По временам Иван Петрович от чистой механики обращался снова к прикладной — к оптическим приборам.
Уличным освещением люди XVIII века не были избалованы: ни о светильном газе, ни о керосиновых горелках, тем менее об электрических лампочках накаливания, не было еще и помину; даже на главных улицах Петербурга горели одни масляные лампы, которые не столько освещали улицу, сколько самих себя. Каково же было изумление жителей Английской набережной, когда одним темным вечером набережная внезапно озарилась через Неву каким-то небывало ярким светом. Из всех домов высыпали на улицу жильцы и, недоумевая, уставились на противоположный берег реки, откуда светился огненный круг, наподобие как бы восходящей луны, только меньших размеров. Какой-то англичанин достал из кармана газету: лучи загадочного светила были настолько сильны, что позволяли даже читать.
— Да вон, смотрите, ялик!– заметил кто-то.– Сейчас узнаем, в чем дело.
И, в ожидании ялика, зрители столпились около спуска.
— Господа! отколе у вас там, на Васильевском, этот волшебный свет?
— Смотри-ка, Иван Петрович, сколько народу ты собрал,– говорил, сходя на берег, один из прибывших на ялике другому.– Вот, господа, сам волшебник; он вам и объяснит.
Кулибин, переправившийся с приятелями через Неву, чтобы лично убедиться в действии своего нового изобретения, объяснил тут, что в окне его квартиры, в верхнем этаже Академии Наук, горит фонарь с вогнутым рефлектором из множества мелких зеркал. Так как лампа поставлена в самой середине — в “фокусе” рефлектора, то Сила её света увеличивается по крайней мере в 500 раз.
— Такой фонарь особенно пригоден для больших мастерских и для длинных коридоров,– заключил он свое объяснение.– Но, может-быть, он пригоден и для моряков,– что мы узнаем наднях.
С последнею целью он несколько дней спустя отправился с своими приятелями в Красное Село, где в исходе 9-го часа вечера поднялся на колокольню. Дома у себя в Петербурге он сделал уже распоряжение, чтобы в 9 часов был зажжен его фонарь в окне, обращенном к Красному Селу. И что же? Ровно в 9 часов они увидели с своей колокольни, как на темном горизонте Петербурга вспыхнула яркая звездочка красноватого цвета.
— От Академии сюда без малого 30 верст,– воскликнул обрадованный Кулибин.– Стало-быть, фонарь мой может служить и на море — для маяков и кораблей.
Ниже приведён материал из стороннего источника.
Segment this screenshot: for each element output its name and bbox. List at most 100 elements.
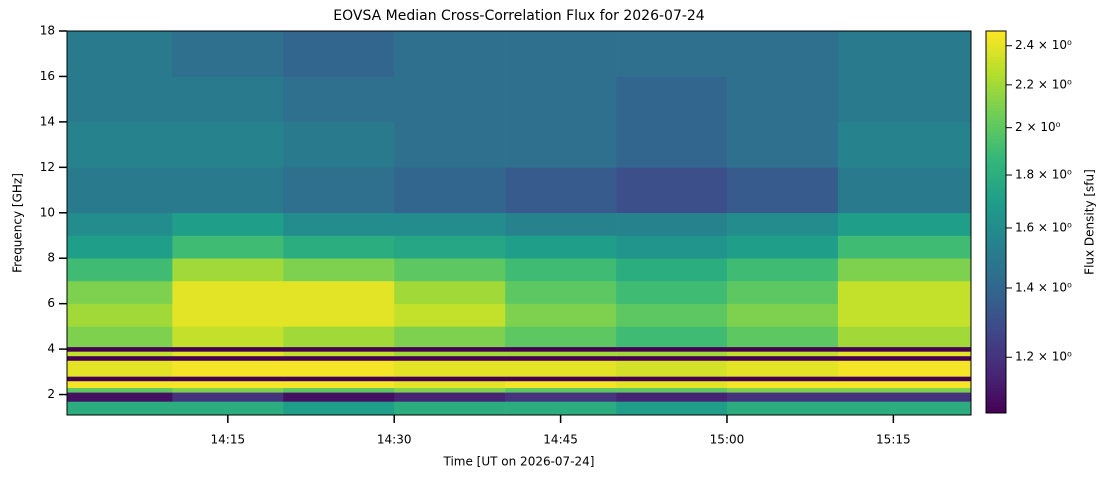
colorbar-segment: [986, 218, 1006, 223]
heatmap-cell: [837, 360, 972, 377]
colorbar-segment: [986, 253, 1006, 258]
heatmap-cell: [616, 212, 728, 236]
colorbar-segment: [986, 212, 1006, 217]
heatmap-cell: [172, 303, 284, 327]
x-axis-label: Time [UT on 2026-07-24]: [443, 455, 595, 469]
y-tick-label: 16: [40, 69, 55, 83]
colorbar-segment: [986, 69, 1006, 73]
heatmap-cell: [283, 121, 395, 168]
colorbar-segment: [986, 317, 1006, 322]
heatmap-cell: [726, 235, 839, 259]
y-tick-label: 14: [40, 114, 55, 128]
heatmap-cell: [726, 31, 839, 77]
heatmap-cell: [67, 121, 173, 168]
heatmap-cell: [283, 346, 395, 352]
heatmap-cell: [505, 355, 617, 361]
heatmap-cell: [837, 326, 972, 348]
heatmap-cell: [172, 346, 284, 352]
heatmap-cell: [616, 235, 728, 259]
chart-title: EOVSA Median Cross-Correlation Flux for …: [333, 8, 705, 24]
heatmap-cell: [394, 258, 506, 282]
heatmap-cell: [505, 346, 617, 352]
heatmap-cell: [283, 376, 395, 382]
heatmap-cell: [726, 280, 839, 304]
heatmap-cell: [726, 326, 839, 348]
colorbar-tick-label: 2.4 × 10⁰: [1015, 38, 1072, 52]
heatmap-cell: [67, 258, 173, 282]
colorbar-segment: [986, 400, 1006, 404]
colorbar-segment: [986, 164, 1006, 169]
colorbar-segment: [986, 234, 1006, 239]
heatmap-cell: [394, 31, 506, 77]
colorbar-segment: [986, 365, 1006, 369]
colorbar-segment: [986, 31, 1006, 35]
heatmap-cell: [837, 121, 972, 168]
heatmap-cell: [172, 76, 284, 123]
colorbar-segment: [986, 34, 1006, 38]
colorbar-segment: [986, 260, 1006, 264]
colorbar-segment: [986, 403, 1006, 408]
heatmap-cell: [394, 387, 506, 393]
colorbar-segment: [986, 346, 1006, 350]
heatmap-cell: [505, 376, 617, 382]
colorbar-segment: [986, 53, 1006, 57]
y-tick-label: 12: [40, 160, 55, 174]
colorbar-segment: [986, 298, 1006, 303]
heatmap-cell: [837, 212, 972, 236]
heatmap-cell: [283, 360, 395, 377]
colorbar-segment: [986, 282, 1006, 287]
colorbar-segment: [986, 126, 1006, 131]
colorbar-tick-label: 2 × 10⁰: [1015, 120, 1061, 134]
colorbar-segment: [986, 320, 1006, 325]
heatmap-cell: [616, 380, 728, 389]
heatmap-cell: [172, 355, 284, 361]
heatmap-cell: [283, 31, 395, 77]
heatmap-cell: [67, 303, 173, 327]
x-tick-label: 14:30: [377, 433, 412, 447]
heatmap-cell: [616, 303, 728, 327]
colorbar-segment: [986, 136, 1006, 140]
colorbar-segment: [986, 215, 1006, 220]
colorbar-segment: [986, 362, 1006, 366]
colorbar-segment: [986, 66, 1006, 70]
plot-frame: [66, 30, 972, 416]
colorbar-label: Flux Density [sfu]: [1083, 169, 1097, 275]
heatmap-cell: [505, 121, 617, 168]
heatmap-cell: [837, 376, 972, 382]
heatmap-cell: [837, 167, 972, 214]
colorbar-segment: [986, 377, 1006, 382]
heatmap-cell: [394, 212, 506, 236]
heatmap-cell: [172, 401, 284, 416]
colorbar-segment: [986, 196, 1006, 201]
heatmap-cell: [616, 387, 728, 393]
heatmap-cell: [67, 346, 173, 352]
colorbar-segment: [986, 37, 1006, 42]
colorbar-segment: [986, 295, 1006, 299]
colorbar-segment: [986, 148, 1006, 153]
colorbar-segment: [986, 56, 1006, 61]
heatmap-cell: [505, 280, 617, 304]
colorbar-segment: [986, 209, 1006, 213]
x-tick-label: 15:15: [876, 433, 911, 447]
heatmap-cell: [283, 326, 395, 348]
heatmap-cell: [616, 326, 728, 348]
colorbar-segment: [986, 190, 1006, 194]
heatmap-cell: [616, 360, 728, 377]
colorbar-segment: [986, 285, 1006, 290]
heatmap-cell: [172, 351, 284, 357]
colorbar-segment: [986, 279, 1006, 283]
heatmap-cell: [837, 303, 972, 327]
colorbar-segment: [986, 199, 1006, 204]
heatmap-cell: [616, 346, 728, 352]
colorbar-segment: [986, 104, 1006, 108]
colorbar-tick-label: 1.8 × 10⁰: [1015, 168, 1072, 182]
colorbar-segment: [986, 323, 1006, 328]
colorbar-segment: [986, 374, 1006, 379]
heatmap-cell: [505, 387, 617, 393]
colorbar-segment: [986, 50, 1006, 54]
heatmap-cell: [837, 31, 972, 77]
colorbar-segment: [986, 222, 1006, 226]
colorbar-segment: [986, 120, 1006, 124]
heatmap-cell: [172, 376, 284, 382]
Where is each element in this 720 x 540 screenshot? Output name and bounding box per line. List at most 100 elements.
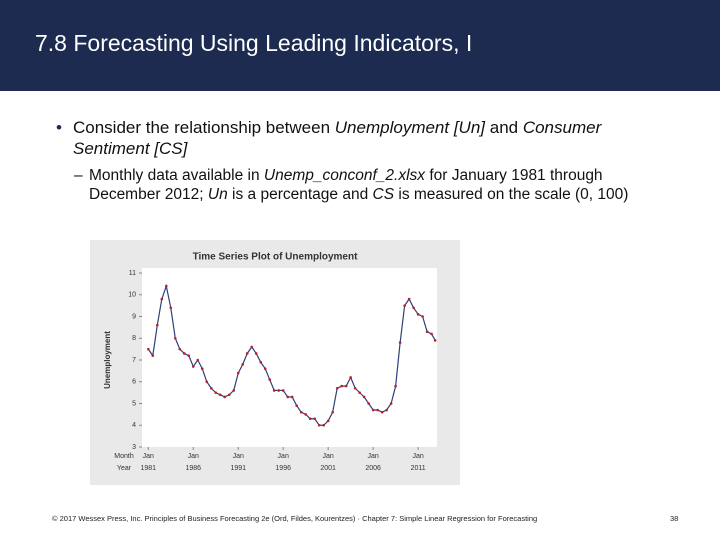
data-point	[349, 376, 352, 379]
data-point	[433, 339, 437, 342]
y-tick-label: 3	[132, 444, 136, 451]
data-point	[263, 367, 267, 370]
data-point	[272, 389, 276, 392]
data-point	[331, 410, 334, 414]
text: Unemployment [Un]	[334, 118, 486, 137]
data-point	[407, 297, 411, 301]
data-point	[416, 313, 420, 316]
data-point	[268, 378, 272, 381]
data-point	[236, 371, 240, 375]
text: Monthly data available in	[89, 167, 264, 184]
data-point	[385, 408, 388, 412]
data-point	[155, 323, 159, 327]
data-point	[173, 336, 177, 340]
text: Consider the relationship between	[73, 118, 335, 137]
data-point	[250, 345, 254, 349]
data-point	[344, 384, 348, 388]
page-number: 38	[670, 514, 679, 523]
data-point	[358, 391, 361, 394]
data-point	[376, 408, 379, 412]
x-tick-month: Jan	[188, 453, 199, 460]
y-tick-label: 11	[129, 270, 136, 277]
data-point	[412, 306, 415, 310]
text: and	[485, 118, 523, 137]
x-tick-month: Jan	[278, 453, 289, 460]
data-point	[169, 306, 173, 310]
x-tick-label: 2011	[411, 465, 426, 472]
footer-text: © 2017 Wessex Press, Inc. Principles of …	[52, 514, 538, 523]
chart-title: Time Series Plot of Unemployment	[193, 252, 359, 263]
data-point	[200, 367, 204, 370]
data-point	[259, 360, 263, 364]
x-row-label: Year	[117, 465, 132, 472]
x-tick-label: 1986	[185, 465, 201, 472]
data-point	[286, 395, 290, 399]
data-point	[353, 386, 357, 390]
text: is measured on the scale (0, 100)	[394, 186, 629, 203]
data-point	[430, 332, 433, 336]
text: Consumer Sentiment [CS]	[73, 118, 602, 158]
text: for January 1981 through December 2012;	[89, 167, 603, 203]
data-point	[299, 410, 303, 414]
y-tick-label: 5	[132, 400, 136, 407]
x-tick-label: 2006	[365, 465, 381, 472]
x-row-label: Month	[114, 453, 134, 460]
x-tick-month: Jan	[233, 453, 244, 460]
y-axis-label: Unemployment	[103, 331, 112, 389]
data-point	[209, 386, 213, 390]
data-point	[160, 297, 164, 301]
data-point	[227, 393, 231, 397]
data-point	[340, 384, 343, 388]
x-tick-month: Jan	[367, 453, 378, 460]
data-point	[218, 393, 222, 397]
y-tick-label: 10	[128, 292, 136, 299]
x-tick-month: Jan	[143, 453, 154, 460]
x-tick-label: 2001	[320, 465, 336, 472]
data-point	[317, 423, 321, 427]
text: Un	[207, 186, 228, 203]
data-point	[335, 386, 339, 390]
data-point	[403, 304, 406, 307]
data-point	[389, 402, 393, 405]
data-point	[295, 404, 298, 407]
data-point	[214, 391, 218, 394]
data-point	[241, 363, 245, 366]
data-point	[182, 352, 186, 355]
data-point	[398, 341, 402, 344]
header: 7.8 Forecasting Using Leading Indicators…	[0, 0, 720, 91]
data-point	[425, 330, 429, 334]
data-point	[308, 417, 312, 421]
data-point	[146, 347, 150, 351]
x-tick-month: Jan	[412, 453, 423, 460]
plot-area	[142, 268, 437, 447]
x-tick-label: 1996	[275, 465, 291, 472]
sub-bullet: Monthly data available in Unemp_conconf_…	[74, 166, 649, 204]
data-point	[281, 389, 285, 392]
y-tick-label: 6	[132, 379, 136, 386]
data-point	[223, 395, 227, 399]
data-point	[421, 315, 424, 318]
data-point	[187, 354, 191, 357]
data-point	[245, 352, 249, 355]
y-tick-label: 8	[132, 335, 136, 342]
x-tick-label: 1981	[141, 465, 157, 472]
y-tick-label: 9	[132, 313, 136, 320]
data-point	[322, 423, 325, 427]
data-point	[191, 365, 195, 368]
data-point	[205, 380, 209, 384]
data-point	[367, 402, 370, 405]
text: CS	[372, 186, 395, 203]
data-point	[254, 352, 258, 355]
data-point	[326, 419, 330, 423]
bullet: Consider the relationship between Unempl…	[56, 117, 633, 159]
text: is a percentage and	[227, 186, 373, 203]
data-point	[151, 354, 155, 357]
data-point	[371, 408, 375, 412]
data-point	[313, 417, 316, 421]
data-point	[277, 389, 281, 392]
data-point	[178, 347, 182, 351]
y-tick-label: 4	[132, 422, 136, 429]
data-point	[304, 413, 307, 416]
data-point	[164, 284, 168, 288]
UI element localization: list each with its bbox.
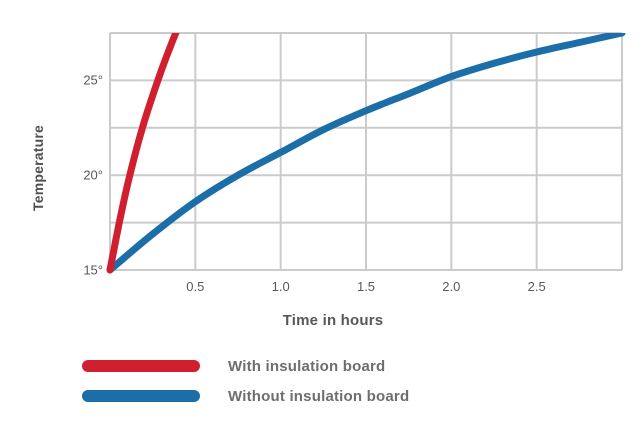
legend-label: Without insulation board [228, 387, 410, 405]
x-axis-title: Time in hours [282, 312, 384, 329]
x-tick-label: 0.5 [186, 279, 205, 294]
y-axis-title: Temperature [30, 125, 46, 211]
legend-item: With insulation board [82, 357, 409, 375]
x-tick-label: 1.0 [271, 279, 290, 294]
y-tick-label: 25° [83, 72, 103, 88]
x-tick-label: 2.0 [442, 279, 461, 294]
series-curve-with-insulation-board [106, 33, 180, 274]
legend: With insulation board Without insulation … [82, 357, 410, 420]
legend-item: Without insulation board [82, 387, 410, 405]
x-tick-label: 2.5 [527, 279, 546, 294]
gridlines [109, 32, 623, 271]
legend-swatch-icon [82, 360, 200, 372]
legend-swatch-icon [82, 390, 200, 402]
y-tick-label: 20° [83, 167, 103, 183]
legend-label: With insulation board [228, 357, 386, 375]
x-tick-label: 1.5 [356, 279, 376, 294]
y-tick-label: 15° [83, 262, 103, 278]
series-curve-without-insulation-board [106, 33, 626, 274]
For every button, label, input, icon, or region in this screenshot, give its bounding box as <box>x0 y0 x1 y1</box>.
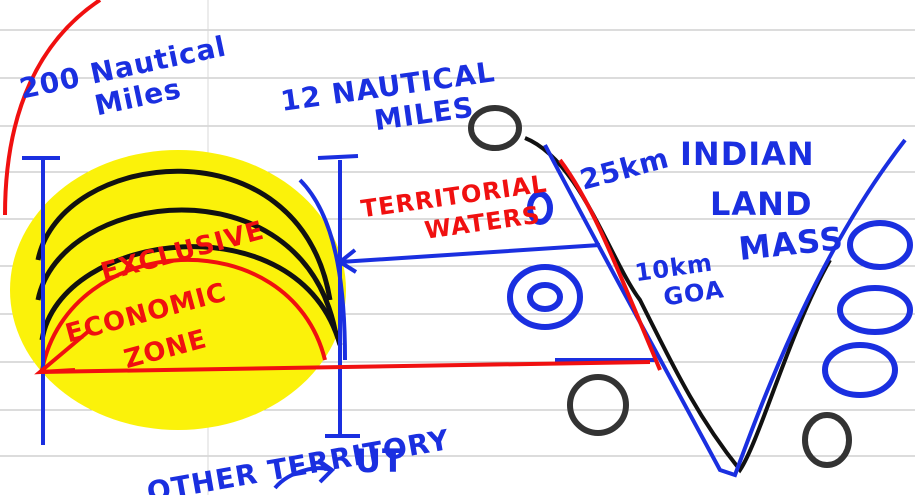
territorial-width-label: 12 NAUTICAL MILES <box>279 55 502 149</box>
distance-label: 25km <box>577 141 673 196</box>
ut-label: UT <box>355 442 405 480</box>
other-territory-label: OTHER TERRITORY <box>144 423 452 495</box>
territorial-waters-label: TERRITORIAL WATERS <box>359 170 553 254</box>
label-line: LAND <box>710 185 813 223</box>
label-line: INDIAN <box>680 135 815 173</box>
land-label: INDIAN LAND MASS <box>680 135 846 268</box>
notebook-diagram: 200 Nautical Miles 12 NAUTICAL MILES TER… <box>0 0 915 495</box>
goa-label: 10km GOA <box>633 247 726 314</box>
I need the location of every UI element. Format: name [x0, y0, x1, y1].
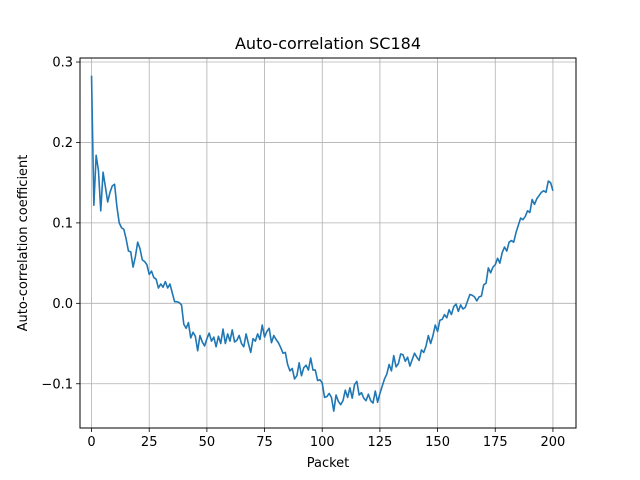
x-tick-label: 175: [483, 435, 508, 450]
x-tick-label: 150: [425, 435, 450, 450]
series-line: [90, 75, 554, 412]
x-tick-label: 0: [87, 435, 95, 450]
grid-lines: [80, 58, 576, 428]
y-tick-label: 0.3: [52, 56, 73, 71]
x-tick-label: 50: [199, 435, 216, 450]
x-tick-label: 100: [310, 435, 335, 450]
y-tick-label: 0.0: [52, 297, 73, 312]
data-series: [90, 75, 554, 412]
y-axis-ticks: −0.1 0.0 0.1 0.2 0.3: [41, 56, 80, 392]
x-tick-label: 125: [367, 435, 392, 450]
x-axis-ticks: 0 25 50 75 100 125 150 175 200: [87, 428, 565, 450]
y-axis-label: Auto-correlation coefficient: [16, 155, 31, 332]
x-tick-label: 25: [141, 435, 158, 450]
plot-frame: [79, 57, 577, 429]
x-tick-label: 200: [541, 435, 566, 450]
y-tick-label: 0.1: [52, 216, 73, 231]
x-tick-label: 75: [256, 435, 273, 450]
chart-title: Auto-correlation SC184: [235, 34, 421, 53]
y-tick-label: −0.1: [41, 377, 73, 392]
x-axis-label: Packet: [307, 456, 350, 471]
y-tick-label: 0.2: [52, 136, 73, 151]
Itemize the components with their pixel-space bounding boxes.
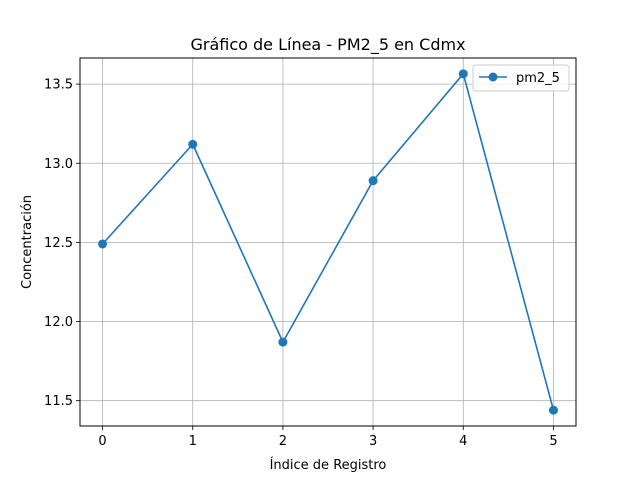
y-tick-label: 11.5 — [44, 394, 73, 409]
chart-title: Gráfico de Línea - PM2_5 en Cdmx — [190, 35, 465, 55]
x-axis-label: Índice de Registro — [270, 457, 387, 473]
y-axis-label: Concentración — [20, 195, 35, 289]
x-tick-label: 4 — [459, 434, 467, 449]
data-point — [548, 405, 558, 415]
data-point — [98, 239, 108, 249]
data-point — [278, 337, 288, 347]
series-layer — [98, 69, 558, 415]
y-tick-label: 12.5 — [44, 236, 73, 251]
y-tick-label: 13.0 — [44, 157, 73, 172]
data-point — [458, 69, 468, 79]
x-tick-label: 5 — [549, 434, 557, 449]
legend: pm2_5 — [472, 64, 570, 92]
x-ticks: 0 1 2 3 4 5 — [98, 426, 558, 449]
y-tick-label: 12.0 — [44, 315, 73, 330]
legend-box — [472, 64, 570, 92]
legend-label-pm2-5: pm2_5 — [516, 71, 560, 86]
y-tick-label: 13.5 — [44, 78, 73, 93]
data-point — [188, 139, 198, 149]
legend-marker-swatch — [488, 72, 498, 82]
data-point — [368, 176, 378, 186]
x-tick-label: 1 — [189, 434, 197, 449]
y-ticks: 11.5 12.0 12.5 13.0 13.5 — [44, 78, 80, 409]
x-tick-label: 3 — [369, 434, 377, 449]
x-tick-label: 0 — [98, 434, 106, 449]
series-line-pm2-5 — [101, 73, 555, 411]
x-tick-label: 2 — [279, 434, 287, 449]
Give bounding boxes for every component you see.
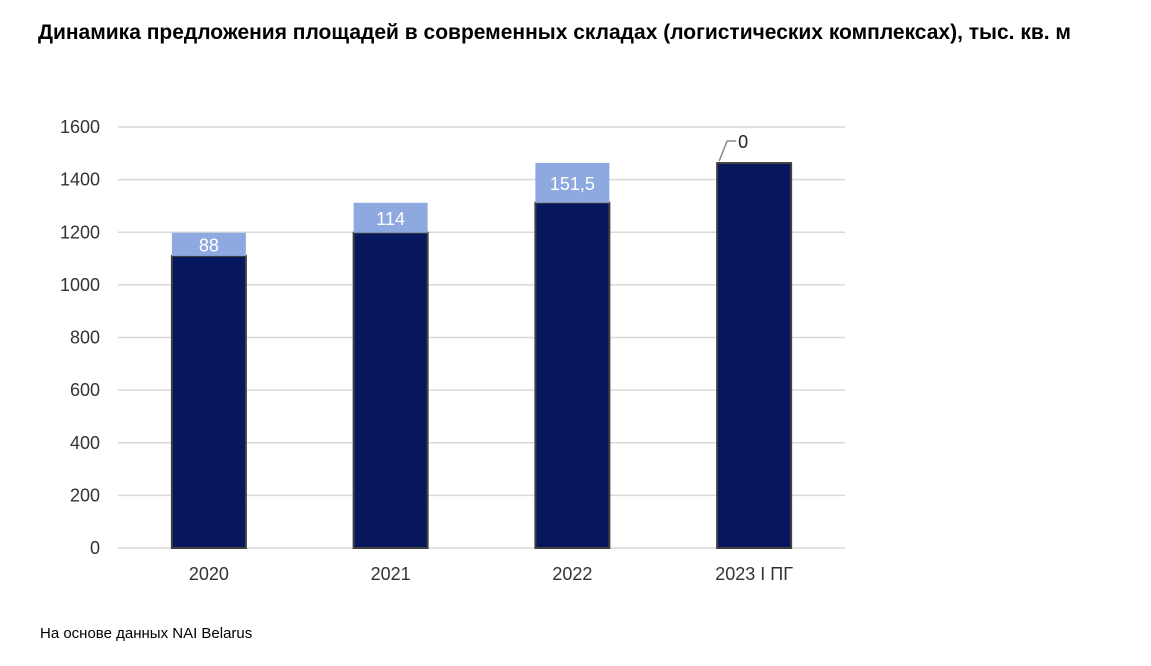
y-tick-label: 600 bbox=[70, 380, 100, 400]
y-tick-label: 400 bbox=[70, 433, 100, 453]
bar-chart: 0 200 400 600 800 1000 1200 1400 1600 88 114 151,5… bbox=[60, 117, 845, 584]
data-label: 151,5 bbox=[550, 174, 595, 194]
y-axis-ticks: 0 200 400 600 800 1000 1200 1400 1600 bbox=[60, 117, 100, 558]
x-axis-ticks: 2020 2021 2022 2023 I ПГ bbox=[189, 564, 793, 584]
leader-line bbox=[718, 140, 737, 162]
bar-base bbox=[534, 201, 611, 549]
source-note: На основе данных NAI Belarus bbox=[40, 625, 253, 642]
bar-base bbox=[170, 254, 247, 549]
y-tick-label: 1000 bbox=[60, 275, 100, 295]
data-label: 88 bbox=[199, 235, 219, 255]
x-tick-label: 2022 bbox=[552, 564, 592, 584]
y-tick-label: 800 bbox=[70, 328, 100, 348]
data-label: 114 bbox=[376, 209, 405, 229]
bar-increment bbox=[353, 202, 428, 233]
bar-increment bbox=[535, 162, 610, 203]
y-tick-label: 1400 bbox=[60, 170, 100, 190]
bar-base bbox=[716, 162, 793, 549]
x-tick-label: 2020 bbox=[189, 564, 229, 584]
chart-title: Динамика предложения площадей в современ… bbox=[38, 21, 1071, 44]
y-tick-label: 0 bbox=[90, 538, 100, 558]
x-tick-label: 2023 I ПГ bbox=[715, 564, 793, 584]
x-tick-label: 2021 bbox=[371, 564, 411, 584]
data-label: 0 bbox=[738, 132, 748, 152]
y-tick-label: 200 bbox=[70, 485, 100, 505]
bars bbox=[170, 162, 793, 549]
y-tick-label: 1600 bbox=[60, 117, 100, 137]
bar-base bbox=[352, 231, 429, 549]
y-tick-label: 1200 bbox=[60, 222, 100, 242]
bar-increment bbox=[171, 232, 246, 256]
data-labels: 88 114 151,5 0 bbox=[199, 132, 748, 255]
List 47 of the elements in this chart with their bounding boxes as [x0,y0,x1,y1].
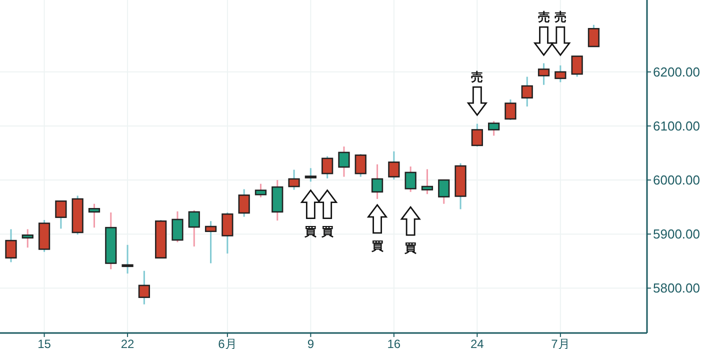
candlestick [504,98,516,121]
x-tick-label: 22 [120,337,135,349]
text: 売 [554,10,566,24]
candlestick [122,244,134,274]
candlestick [222,212,234,254]
candlestick [204,220,217,264]
x-tick-label: 15 [38,337,52,349]
candlestick [322,155,334,180]
y-tick-label: 6100.00 [653,118,700,134]
candlestick [304,167,316,182]
candlestick [172,210,184,243]
series-label: 売 [471,70,484,84]
x-tick-label: 16 [387,337,401,349]
candlestick [571,55,583,78]
series-label: 買 [304,224,317,238]
candlestick [22,228,34,248]
candlestick [521,76,533,108]
candlestick [55,200,67,230]
candlestick [288,168,300,190]
text: 買 [321,224,334,238]
y-tick-label: 5800.00 [653,280,700,296]
candlestick [538,62,550,86]
candlestick [354,153,366,178]
candlestick [254,183,267,198]
candlestick [488,120,500,136]
candlestick [471,123,483,148]
x-tick-label: 24 [470,337,484,349]
candlestick [238,188,250,218]
text: 買 [371,238,384,253]
candlestick [438,178,450,205]
candlestick [371,164,384,200]
candlestick [388,150,400,180]
candlestick [88,203,100,228]
candlestick [421,168,434,195]
candlestick [5,228,17,263]
x-tick-label: 9 [307,337,314,349]
candlestick [404,166,416,193]
y-tick-label: 6000.00 [653,172,700,188]
candlestick [188,210,200,248]
text: 買 [404,241,417,256]
candlestick [554,64,566,83]
y-tick-label: 5900.00 [653,226,700,242]
candlestick [138,270,150,306]
y-tick-label: 6200.00 [653,64,700,80]
candlestick [588,24,600,48]
text: 売 [538,10,550,24]
candlestick [338,146,350,178]
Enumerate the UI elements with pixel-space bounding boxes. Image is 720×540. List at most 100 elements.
В первое время, пока иностранцы, по обыкновению, не переняли нового изобретения русского механика, Ивану Петровичу почти не было отбою от заказчиков, охотно плативших ему, смотря по величине фонаря, от 60-ти до 150-ти рублей за штуку.
На море фонарь его впервые был применен известным мореплавателем и промышленником морских зверей в Камчатке и на Аляске Шелеповым. По возвращении из своего дальнего плавания в Петербург, Шелепов рассказал Кулибину, как при помощи зеркального фонаря ему удалось покорить диких острова Кыктака на Тихом Океане:
— Сначала дикие приняли нас крайне неприязненно, нападали на нас из засады, и я уже отчаявался завязать с ними торговые сношения. Оставалось еще последнее средство — подействовать на них суеверием. Они поклонялись солнцу, и я сказал им, что могу по желанию во всякое время дня и ночи вызвать их божество. По закате солнца все островитяне с своими старшинами собрались на берегу. Я стоял среди них и начал призывать солнце. Корабля нашего за темнотою не было видно с берега. А матросам на корабле я заранее уже отдал приказание в таком-то часу поднять зеркальный фонарь на мачту. Как вдруг среди непроглядного мрака над морем поднимается огненное светило. Что сталось тут с моими дикарями! Крича, кривляясь, они стали молиться своему божеству. Тогда я их успокоил, что это-де не самое еще солнце, а его внук, но что оно прислало внука к ним затем, чтобы они не враждовали с нами, а покорились. И они покорились.
В число прямых обязанностей академического механика входило также устройство при Высочайшем дворе иллюминаций и фейерверков, для которых программы составлялись самими академиками. Как ни разнообразились эти программы, в одном отношении они все-таки досадно повторялись: употребляемый для потешных огней порох распространял кругом едкий и удушливый дым. Кулибин догадался заменить пороховые вспышки зеркальными фонтанами, а треск и грохот производить механически посредством железных листов. Такой оптический фейерверк имел еще то преимущество, что был совершенно безопасен даже в закрытых стенах. О своем новом изобретении Иван Петрович прежде всего доложил Потемкину, а тот — императрице. Екатерина была рада всякому случаю доставить невинный “плезир” своим внучатам, и вскоре наш “фейерверкер” должен был в царскосельском дворце “демонстрировать” свой бездымный фейерверк перед великими князьями и княжнами.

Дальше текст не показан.